The ancient ceremony of rush-bearing at Glossop, formerly connected with the church, has, we understand, degenerated into a "public-house show"; which is a pity. In Huntingdonshire, however, there was until some years back a somewhat similar custom of strewing green rushes, from the banks of the river Ouse, on the floor of the old church of Fenstanton, near St. Ives; but in Old Weston, in the same county, newly mown grass is still strewn upon the floor of the parish church upon the village feast Sunday: the festival of St. Swithin. The original ceremony of "rush-bearing," a survival of the ancient custom of strewing the floors of dwellings with marsh rushes, was a pretty sight. A procession of village maidens, dressed in white, carried the bundles of rushes into the church (accompanied, of course, by the inevitable band), and hung garlands of flowers upon the chancel rails. The festival at Glossop, and in places in the adjoining county of Cheshire, however, was more like the last survival of May-day: the monopoly of sweeps,--a cart-load of rushes was drawn round the village by gaily bedecked horses with a motley band of morris-dancers accompanying it, who, having made a collection, resorted to the public-house before taking their bundles to the church. Had they reversed the order of things it is possible the custom in some places would have been suffered to continue. Until a comparatively recent date the floor of Norwich Cathedral was strewn with rushes on Mayor's day; and there is still preserved among the civic treasures a wonderful green wickerwork dragon hobby-horse, or rather hobby-dragon, with wings, and movable jaws studded with nails for teeth, which always made its appearance in the streets on these days of public festival.
FOOTNOTES:
[29] They have been reproduced most carefully for the drawing-room of the Cedar House at Hillingdon.

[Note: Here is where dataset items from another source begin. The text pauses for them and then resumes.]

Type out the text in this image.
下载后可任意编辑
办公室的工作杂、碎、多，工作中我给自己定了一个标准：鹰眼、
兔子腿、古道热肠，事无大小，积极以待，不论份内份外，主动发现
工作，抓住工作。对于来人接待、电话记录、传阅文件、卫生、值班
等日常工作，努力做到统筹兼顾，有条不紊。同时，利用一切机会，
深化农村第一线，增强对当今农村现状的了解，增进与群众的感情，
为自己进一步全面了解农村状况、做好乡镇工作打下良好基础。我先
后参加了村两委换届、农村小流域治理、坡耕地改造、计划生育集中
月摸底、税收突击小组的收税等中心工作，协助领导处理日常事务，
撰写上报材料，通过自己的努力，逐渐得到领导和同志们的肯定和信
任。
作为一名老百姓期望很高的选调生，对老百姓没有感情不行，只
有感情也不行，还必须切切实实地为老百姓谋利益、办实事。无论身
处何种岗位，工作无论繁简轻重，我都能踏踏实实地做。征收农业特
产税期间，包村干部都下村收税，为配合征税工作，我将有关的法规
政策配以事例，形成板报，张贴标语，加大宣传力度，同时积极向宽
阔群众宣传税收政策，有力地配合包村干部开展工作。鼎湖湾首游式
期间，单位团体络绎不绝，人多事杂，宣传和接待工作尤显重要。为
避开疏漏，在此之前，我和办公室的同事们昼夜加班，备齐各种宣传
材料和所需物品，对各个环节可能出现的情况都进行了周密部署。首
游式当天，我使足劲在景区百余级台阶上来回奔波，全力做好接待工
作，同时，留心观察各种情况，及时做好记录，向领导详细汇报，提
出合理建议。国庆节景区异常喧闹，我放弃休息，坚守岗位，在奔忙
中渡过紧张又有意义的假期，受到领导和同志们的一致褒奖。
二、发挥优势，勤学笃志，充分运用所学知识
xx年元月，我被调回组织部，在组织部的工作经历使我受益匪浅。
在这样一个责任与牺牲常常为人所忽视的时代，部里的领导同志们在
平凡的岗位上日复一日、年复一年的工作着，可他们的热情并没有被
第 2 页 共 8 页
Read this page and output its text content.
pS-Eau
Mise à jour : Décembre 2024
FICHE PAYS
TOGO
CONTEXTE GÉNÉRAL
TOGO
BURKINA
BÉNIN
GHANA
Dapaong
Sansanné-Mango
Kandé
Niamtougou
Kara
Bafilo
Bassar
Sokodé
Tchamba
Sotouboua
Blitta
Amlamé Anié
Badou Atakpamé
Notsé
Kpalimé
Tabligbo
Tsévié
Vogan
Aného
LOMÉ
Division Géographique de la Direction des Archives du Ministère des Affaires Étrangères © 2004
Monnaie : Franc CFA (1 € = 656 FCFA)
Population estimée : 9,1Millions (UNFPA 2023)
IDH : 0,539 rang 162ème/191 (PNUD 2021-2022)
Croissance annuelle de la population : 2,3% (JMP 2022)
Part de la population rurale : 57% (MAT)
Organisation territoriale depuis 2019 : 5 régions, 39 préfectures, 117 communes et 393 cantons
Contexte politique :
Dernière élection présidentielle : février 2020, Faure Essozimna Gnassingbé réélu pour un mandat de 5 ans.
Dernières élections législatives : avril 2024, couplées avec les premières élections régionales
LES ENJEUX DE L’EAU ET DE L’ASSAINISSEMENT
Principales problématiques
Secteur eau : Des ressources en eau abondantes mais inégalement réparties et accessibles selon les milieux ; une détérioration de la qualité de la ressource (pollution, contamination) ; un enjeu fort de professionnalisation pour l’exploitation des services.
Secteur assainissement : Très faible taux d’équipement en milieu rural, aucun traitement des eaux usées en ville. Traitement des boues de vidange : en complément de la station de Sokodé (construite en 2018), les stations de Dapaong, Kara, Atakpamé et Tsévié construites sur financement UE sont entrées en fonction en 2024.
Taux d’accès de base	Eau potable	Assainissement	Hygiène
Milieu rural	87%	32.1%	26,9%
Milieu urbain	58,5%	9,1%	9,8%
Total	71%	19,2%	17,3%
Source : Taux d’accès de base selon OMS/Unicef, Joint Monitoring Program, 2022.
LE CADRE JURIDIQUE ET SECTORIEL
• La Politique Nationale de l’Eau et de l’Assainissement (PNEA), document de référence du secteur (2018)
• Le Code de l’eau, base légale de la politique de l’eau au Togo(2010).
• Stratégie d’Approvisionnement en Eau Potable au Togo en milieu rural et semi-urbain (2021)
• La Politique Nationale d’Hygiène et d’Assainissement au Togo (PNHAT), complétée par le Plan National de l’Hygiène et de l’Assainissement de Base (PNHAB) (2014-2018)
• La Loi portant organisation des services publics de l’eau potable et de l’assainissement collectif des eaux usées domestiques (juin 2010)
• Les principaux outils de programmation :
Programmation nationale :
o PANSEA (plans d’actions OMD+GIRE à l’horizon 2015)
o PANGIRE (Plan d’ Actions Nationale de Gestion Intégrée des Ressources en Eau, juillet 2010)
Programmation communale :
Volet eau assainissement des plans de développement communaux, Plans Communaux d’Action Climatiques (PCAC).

[30] _Pepys' Diary_, March 18, 1667-68.
NOOKS IN YORKSHIRE
In a journey across our largest county, so famous for its grand cathedrals and ruined castles and abbeys, one could not wish for greater variety either in scenery or association. Between the Queen of Scots' prison in Sheffield Manor and the reputed Dotheboys Hall a few miles below the mediæval-looking town of Barnard Castle, there is vast difference of romance; and yet what more unromantic places than Bowes or Sheffield! Indeed, take them all round, the towns and villages of Yorkshire have a grey and dreary look about them; and the houses partake of the pervading character, or want of character, of the busy manufacturing centres. But the natural scenery is quite another matter, and with such lovely surroundings one often sighs that the picturesque and the utilitarian are so opposed to one another. We do not, however, merely allude to the buildings in the southern part of the county, for many villages in the prettiest parts have nothing architecturally attractive about their houses. The snug creeper-clad cottage, so familiar in the south of England, is, comparatively speaking, a rarity, and one misses the warmth of colour amid the everlasting grey.
The express having dropped us in nearly the southernmost corner, our object is to get out of the busy town of Sheffield as quickly as possible; but, as before stated, romance lingers around the remains of the ancient seat of the sixth Earl of Shrewsbury, who lies buried in the parish church, for under his charge the Scots' queen remained here a prisoner for many years; and Wolsey, too, was brought here on his way to Leicester.